What Can Be Done in the Meantime?

Until the rules are further clarified, how can commercial leasing lawyers with national practices attempt to protect themselves in this era of heightened awareness of the risks associated with MJP and UPL? The first step is to make sure that each state in which the lawyer may be handling leases has adopted the ABA's Model Rule. If the particular state has no rules allowing MJP by unlicensed lawyers, perhaps the lawyer needs to give consideration to foregoing the representation of its client in that state (or, at the very least, retaining local counsel and relying on having the protection of local counsel's involvement, as lawyers have traditionally done). If the state has adopted the ABA's Model Rule, then the lawyer has to make a determination that the work the lawyer is doing for the client in that state is in fact being done on a "temporary basis." As noted above, however, there is no bright-line rule in this regard.

Assuming a lawyer is satisfied that the work in question is in fact being performed on a temporary basis, the lawyer then needs to fit within either the first safe harbor in Model Rule 5.5(c)(1) (local counsel) or the fourth safe harbor in Model Rule 5.5(c)(4) (the work arises out of or is reasonably related to the lawyer's practice in the state in which the lawyer is licensed). As discussed above, the fourth safe harbor may be difficult to establish for commercial leasing lawyers with national practices.

A Practical Proposal

Although the best chance for complying with the Model Rule seems to be associating with local counsel pursuant to Model Rule 5.5(c)(1), most national leasing clients are not interested in paying two different law firms to handle a lease negotiation. If this is true, then what is the national leasing bar to do?
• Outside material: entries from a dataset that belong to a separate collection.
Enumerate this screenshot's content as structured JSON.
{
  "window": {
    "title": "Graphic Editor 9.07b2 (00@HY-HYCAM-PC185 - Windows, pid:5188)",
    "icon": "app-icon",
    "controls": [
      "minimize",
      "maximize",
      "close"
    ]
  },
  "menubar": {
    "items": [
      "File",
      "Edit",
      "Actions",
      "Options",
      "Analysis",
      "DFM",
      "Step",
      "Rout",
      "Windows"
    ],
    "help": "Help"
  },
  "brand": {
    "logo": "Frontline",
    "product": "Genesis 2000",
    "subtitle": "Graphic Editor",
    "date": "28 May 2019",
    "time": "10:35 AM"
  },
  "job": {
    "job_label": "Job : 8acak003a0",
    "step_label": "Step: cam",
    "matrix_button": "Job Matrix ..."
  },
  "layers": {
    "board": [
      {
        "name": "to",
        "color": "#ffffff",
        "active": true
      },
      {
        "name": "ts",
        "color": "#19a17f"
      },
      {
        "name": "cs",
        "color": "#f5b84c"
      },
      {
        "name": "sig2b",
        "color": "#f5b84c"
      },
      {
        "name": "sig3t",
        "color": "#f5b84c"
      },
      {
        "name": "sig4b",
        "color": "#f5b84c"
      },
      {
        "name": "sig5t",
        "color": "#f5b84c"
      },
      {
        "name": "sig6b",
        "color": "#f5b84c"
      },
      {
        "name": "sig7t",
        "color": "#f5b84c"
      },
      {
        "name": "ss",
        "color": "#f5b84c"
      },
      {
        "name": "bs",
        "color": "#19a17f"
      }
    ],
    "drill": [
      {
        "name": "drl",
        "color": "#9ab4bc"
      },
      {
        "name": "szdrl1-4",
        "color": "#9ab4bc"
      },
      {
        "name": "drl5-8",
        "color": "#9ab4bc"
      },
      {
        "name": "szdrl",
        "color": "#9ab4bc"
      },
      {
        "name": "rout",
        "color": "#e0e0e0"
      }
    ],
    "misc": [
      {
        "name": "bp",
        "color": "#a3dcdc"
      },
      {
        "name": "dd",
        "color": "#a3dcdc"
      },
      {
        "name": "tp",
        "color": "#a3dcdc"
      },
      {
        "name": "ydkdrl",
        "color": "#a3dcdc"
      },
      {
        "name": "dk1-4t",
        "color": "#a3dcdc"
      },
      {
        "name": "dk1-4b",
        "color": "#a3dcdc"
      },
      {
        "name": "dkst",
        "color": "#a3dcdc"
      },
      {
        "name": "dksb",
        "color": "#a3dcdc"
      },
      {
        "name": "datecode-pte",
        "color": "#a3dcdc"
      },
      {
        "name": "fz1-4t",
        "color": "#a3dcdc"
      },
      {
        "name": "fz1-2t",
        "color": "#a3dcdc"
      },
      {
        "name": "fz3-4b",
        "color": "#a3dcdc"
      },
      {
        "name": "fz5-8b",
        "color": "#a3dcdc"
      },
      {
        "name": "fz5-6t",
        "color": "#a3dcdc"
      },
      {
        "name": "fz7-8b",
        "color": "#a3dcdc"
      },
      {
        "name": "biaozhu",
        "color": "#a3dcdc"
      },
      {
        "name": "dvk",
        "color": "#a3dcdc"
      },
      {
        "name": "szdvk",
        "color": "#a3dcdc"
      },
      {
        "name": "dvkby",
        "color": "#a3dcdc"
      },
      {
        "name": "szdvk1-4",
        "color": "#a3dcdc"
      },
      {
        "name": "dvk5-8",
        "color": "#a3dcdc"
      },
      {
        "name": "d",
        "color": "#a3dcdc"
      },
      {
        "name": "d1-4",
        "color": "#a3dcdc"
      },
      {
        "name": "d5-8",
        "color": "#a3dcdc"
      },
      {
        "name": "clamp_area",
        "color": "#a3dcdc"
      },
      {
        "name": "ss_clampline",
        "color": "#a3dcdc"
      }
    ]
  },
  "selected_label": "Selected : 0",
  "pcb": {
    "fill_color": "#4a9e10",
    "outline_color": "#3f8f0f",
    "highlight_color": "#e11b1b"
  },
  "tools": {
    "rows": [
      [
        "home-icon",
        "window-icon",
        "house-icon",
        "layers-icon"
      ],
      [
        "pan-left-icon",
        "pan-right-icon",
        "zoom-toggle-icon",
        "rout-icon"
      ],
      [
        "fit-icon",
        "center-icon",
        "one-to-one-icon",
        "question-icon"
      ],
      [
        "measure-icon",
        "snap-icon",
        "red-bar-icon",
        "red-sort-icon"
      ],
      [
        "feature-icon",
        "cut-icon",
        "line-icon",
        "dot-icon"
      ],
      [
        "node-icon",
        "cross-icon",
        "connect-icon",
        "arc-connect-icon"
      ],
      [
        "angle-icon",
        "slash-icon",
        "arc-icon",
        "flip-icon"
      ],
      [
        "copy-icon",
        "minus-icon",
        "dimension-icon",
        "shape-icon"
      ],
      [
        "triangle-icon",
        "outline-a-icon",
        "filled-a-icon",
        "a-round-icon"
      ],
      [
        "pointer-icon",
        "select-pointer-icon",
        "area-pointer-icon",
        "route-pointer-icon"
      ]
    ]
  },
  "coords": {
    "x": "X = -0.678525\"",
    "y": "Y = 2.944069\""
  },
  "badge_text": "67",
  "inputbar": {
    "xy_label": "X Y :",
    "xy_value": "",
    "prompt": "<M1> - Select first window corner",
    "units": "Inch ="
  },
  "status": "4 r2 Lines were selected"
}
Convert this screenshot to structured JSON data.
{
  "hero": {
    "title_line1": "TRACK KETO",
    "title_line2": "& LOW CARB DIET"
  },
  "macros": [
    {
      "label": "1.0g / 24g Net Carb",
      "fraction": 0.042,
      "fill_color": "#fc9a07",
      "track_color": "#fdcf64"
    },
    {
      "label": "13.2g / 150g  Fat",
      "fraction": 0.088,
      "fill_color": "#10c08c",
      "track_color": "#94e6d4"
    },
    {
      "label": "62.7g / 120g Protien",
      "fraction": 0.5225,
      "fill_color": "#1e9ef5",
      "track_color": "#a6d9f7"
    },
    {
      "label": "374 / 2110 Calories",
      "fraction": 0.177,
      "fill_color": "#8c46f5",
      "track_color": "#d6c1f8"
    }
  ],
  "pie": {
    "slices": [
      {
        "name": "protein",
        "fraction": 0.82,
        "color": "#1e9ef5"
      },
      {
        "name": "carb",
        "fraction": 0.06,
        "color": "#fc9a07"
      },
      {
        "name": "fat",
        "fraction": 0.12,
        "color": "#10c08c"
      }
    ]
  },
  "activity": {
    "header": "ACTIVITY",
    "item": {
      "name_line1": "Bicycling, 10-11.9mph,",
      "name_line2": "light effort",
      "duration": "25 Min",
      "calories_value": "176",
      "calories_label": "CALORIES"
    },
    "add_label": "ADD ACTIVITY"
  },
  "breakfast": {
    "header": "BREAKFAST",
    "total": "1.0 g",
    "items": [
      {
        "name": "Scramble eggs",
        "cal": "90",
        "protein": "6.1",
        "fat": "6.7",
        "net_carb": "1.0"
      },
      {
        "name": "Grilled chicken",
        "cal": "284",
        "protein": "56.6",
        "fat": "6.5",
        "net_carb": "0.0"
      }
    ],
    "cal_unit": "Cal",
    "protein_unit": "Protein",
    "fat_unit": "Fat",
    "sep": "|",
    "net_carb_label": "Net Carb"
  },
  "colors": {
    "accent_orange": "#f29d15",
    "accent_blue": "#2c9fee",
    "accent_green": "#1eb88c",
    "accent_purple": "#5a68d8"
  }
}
Presumably, there are enough lawyers with national commercial leasing practices that a group, or "coterie," could be established with two or three lawyers per state, as a kind of local counsel review panel. A proposal worth considering as a starting point is that each lawyer in the coterie agree to review leases for out-of-state lawyers solely for compliance with local law requirements and issues and agree to give a one-page letter basically saying that the lease complies with local law, subject to a "standard" set of qualifications similar to those found in legal opinions in real estate transactions. For example, qualifications could include statements that not every remedy in a particular lease is enforceable (such as self-help) and that remedies may also be limited by equitable defenses. Assuming that the coterie can come up with a standard letter that each lawyer is comfortable in giving, the in-state lawyer could review a lease relatively quickly (say, an hour) and be paid a fee for such review as set by the coterie (probably an agreed-on amount that is comparable to one hour's work). This scenario presumes satisfaction of the requirement in Model Rule 5.5(c)(1) that a local lawyer "actively participates in the matter." Even if the client will not agree to cover the cost of the local counsel review, the local lawyer could be paid out of the lead counsel's legal fees, as the cost of doing business on a national basis in compliance with state bar association rules. If the amount of local counsel lease review work that is coming in is similar to the local counsel review work that is going out, then ultimately the lawyer's cost for this service will be offset by the lawyer's income in performing the service for the other coterie members.

Granted, this scenario is not perfect and needs to be worked out with a number of lawyers to establish a coterie, but with the current climate of heightened awareness of MJP and UPL, maybe it is time to start doing something instead of, as Professor Wolfram so eloquently put it, just "sneaking around."